Let me give you the example of the National Depression Initiative. The government put $6-point-7 million into this programme because we know depression is so strongly linked to suicide. The risk of suicide for people with major depression is twenty times greater than in the general population. (Not to mention that depression commonly occurs with other mental health and physical problems, including diabetes and heart disease.)
Out of that programme we got the outstanding anti-depression advertising campaign on tv featuring John Kirwan. It received an Effie award for the most effective non-commercial campaign on television. Everyone involved should be proud of the contribution the campaign is making.
Those ads are a great example of someone with a very strong image − one of our great All Blacks − also showing that it is okay to care. We know that campaign is making a difference and that many more people are seeking help for depression. The more people get treatment for depression, the more suicide rates will come down. The campaign is a real example of how we can work together to bring down suicide rates.
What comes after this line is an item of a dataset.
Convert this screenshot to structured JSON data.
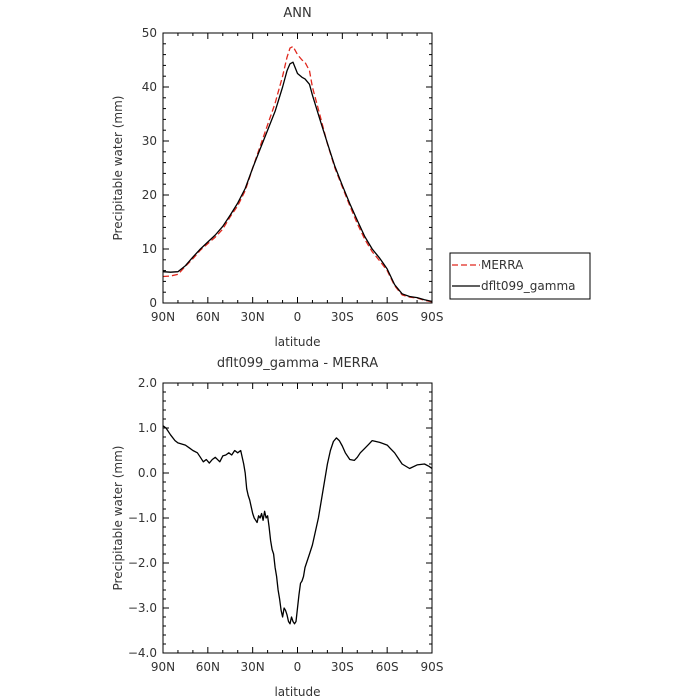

This symposium is part of the effort to get still more collaboration and information sharing. So before I finish, I would like to extend my thanks to SPINZ who have organised this event. I highly value the service SPINZ provides to the wider New Zealand community about suicide prevention information. It is vital that people are accurately informed about suicide initiatives that are safe.
The symposium is part of its service and the theme of increasing collaboration across all our agencies is a useful step in strengthening our response. Increasing collaboration is about increasing the strength we have to care, and for that reason I support it.
I am sure you will all have much to learn and to discuss from the high calibre speakers due to address this symposium and I wish you all the very best with the remainder of the event and for your future endeavours in this critical health area of suicide prevention.